The series will be presented regularly in the Village Roadshow Theatrette, State Library of Victoria between March and November each year.
The aim of this series is to organise topical seminars on a range of interesting topics on public history, making history, heritage that can be linked to Museum/Library events around the place. The series runs in the State Library of Victoria.
This Seminar Series explores issues and approaches in making public histories and is open to anyone interested in historical representation in contemporary society. Organised by the State Library of Victoria and the Institute for Public History at Monash University on behalf of the History Council of Victoria
Time: 5.30-7.00 pm
Location: State Library of Victoria
Enquiries/ Bookings: 03 8664 7099
Thursday April 18th
Anzac Memories Revisited: family history and Australian war remembrance
In a forthcoming edition of his 1994 study of Anzac memory and mythology, Alistair Thomson returns to a family war history that he could not write about twenty years ago because of the stigma of war and mental illness, and uses newly-released Repatriation files to question his earlier account of WW1 veterans’ post-war lives and memories and to think afresh about war and memory.
Carolyn Holbrook takes up the remembering of these private war histories beyond the lives of veterans themselves. She examines family practices of collecting, preserving and re-presenting the experiences of soldier-ancestors, to suggest that a century from the war itself, Anzac memories are in a constant state of reinterpretation.
Speakers: Al Thomson (Monash) and Carolyn Holbrook (Melbourne University)
Thursday May 9th
Apologising for the Past
Five years after Prime Minister Rudd apologised to Australia’s Indigenous peoples, what is the role of apologies in the way nations deal with their pasts?
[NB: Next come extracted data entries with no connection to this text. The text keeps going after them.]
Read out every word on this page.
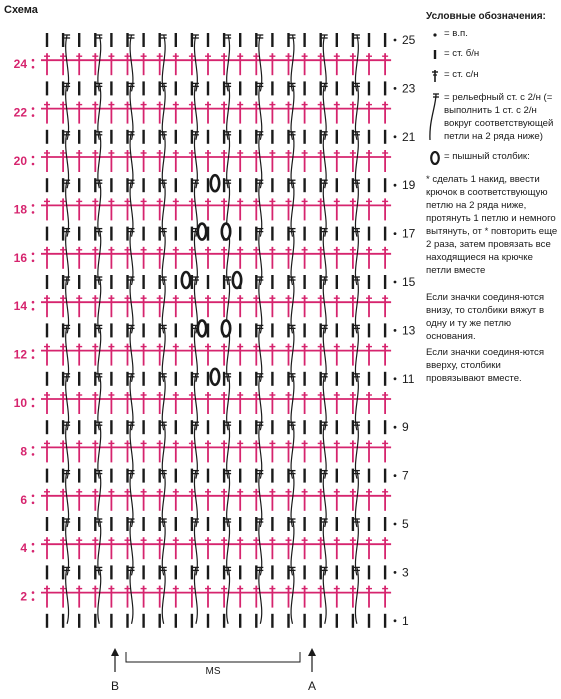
Схема
2
4
6
8
10
12
14
16
18
20
22
24
1
3
5
7
9
11
13
15
17
19
21
23
25
B	A
MS
Условные обозначения:
= в.п.
= ст. б/н
= ст. с/н
= рельефный ст. с 2/н (= выполнить 1 ст. с 2/н вокруг соответствующей петли на 2 ряда ниже)
= пышный столбик:
* сделать 1 накид, ввести крючок в соответствующую петлю на 2 ряда ниже, протянуть 1 петлю и немного вытянуть, от * повторить еще 2 раза, затем провязать все находящиеся на крючке петли вместе
Если значки соединя-ются внизу, то столбики вяжут в одну и ту же петлю основания.
Если значки соединя-ются вверху, столбики провязывают вместе.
Speakers: Marian Quartly (Monash), Robert Manne (La Trobe) and Miranda Johnson (University of Sydney)
Thursday July 18th
First Peoples Exhibition at Bunjilaka, Melbourne Museum
Bunjilaka at the Melbourne Museum is a living Aboriginal cultural centre that celebrates the strength and vitality of Koorie people in Victoria. A major exhibition redevelopment will strengthen and revitalise Bunjilaka as a place to celebrate and engage with the cultures and histories of Victoria’s first people.
Members of the exhibition team discuss their experiences of creating First Peoples, the new major exhibition at Bunjilaka, opening in mid-July.
The exhibition has been created with extensive community consultation and co-curation by members of Victoria’s Aboriginal community. The First Peoples Yulendj Group has brought stories, culture and knowledge to every aspect of the exhibition development.
Speakers will include:
· Genevieve Grieves, lead curator
· Caroline Martin, manager, Bunjilaka
· Amanda Reynolds, senior curator
· Members of the First Peoples Yulendj Group
Thursday July 25th
HCV Annual Lecture - Professor Harriet Edquist (RMIT), "From architecture to ornament: the Melbourne Public Library in the nineteenth century"
In celebration of the centenary of the domed La Trobe Reading Room, Professor Harriet Edquist will reflect on the intersections of design and architectural history with the history of Melbourne and its public library, now the State Library of Victoria. Professor Edquist will also look at one of the featured items in the 'Enchanted Dome' exhibition, Owen Jones's book, The Grammar of Ornament, its influence on colonial liberals such as judge Sir Redmond Barry and architect Joseph Reed, and the design of Melbourne's historic public buildings.
Harriet Edquist is Professor of Architectural History at RMIT, Director of the RMIT Design Archives, and an Honorary Fellow of the Royal Australian Institute of Architects. She has published extensively on Australian architecture and she has contributed significantly to the Library's Dome Centenary Celebrations, including curating the exhibition 'Free, Secular and Democratic'.
Monday Aug 5th
Aftermath: Sites and Sources of History and Memory
This seminar will explore the themes of Holocaust and Genocide Studies and consider how scholars and archivists incorporate sources encompassing memoirs, architectures, testimonies, photographs and moving image footage into the writing of the Holocaust in particular, and genocides more broadly.
This seminar forms part of the public program of the 3rd Dr Jan Randa Conference in Holocaust and Genocide Studies, hosted by the Australian Centre for Jewish Civilisation in partnership with the History Program at Monash University and the University of Warwick.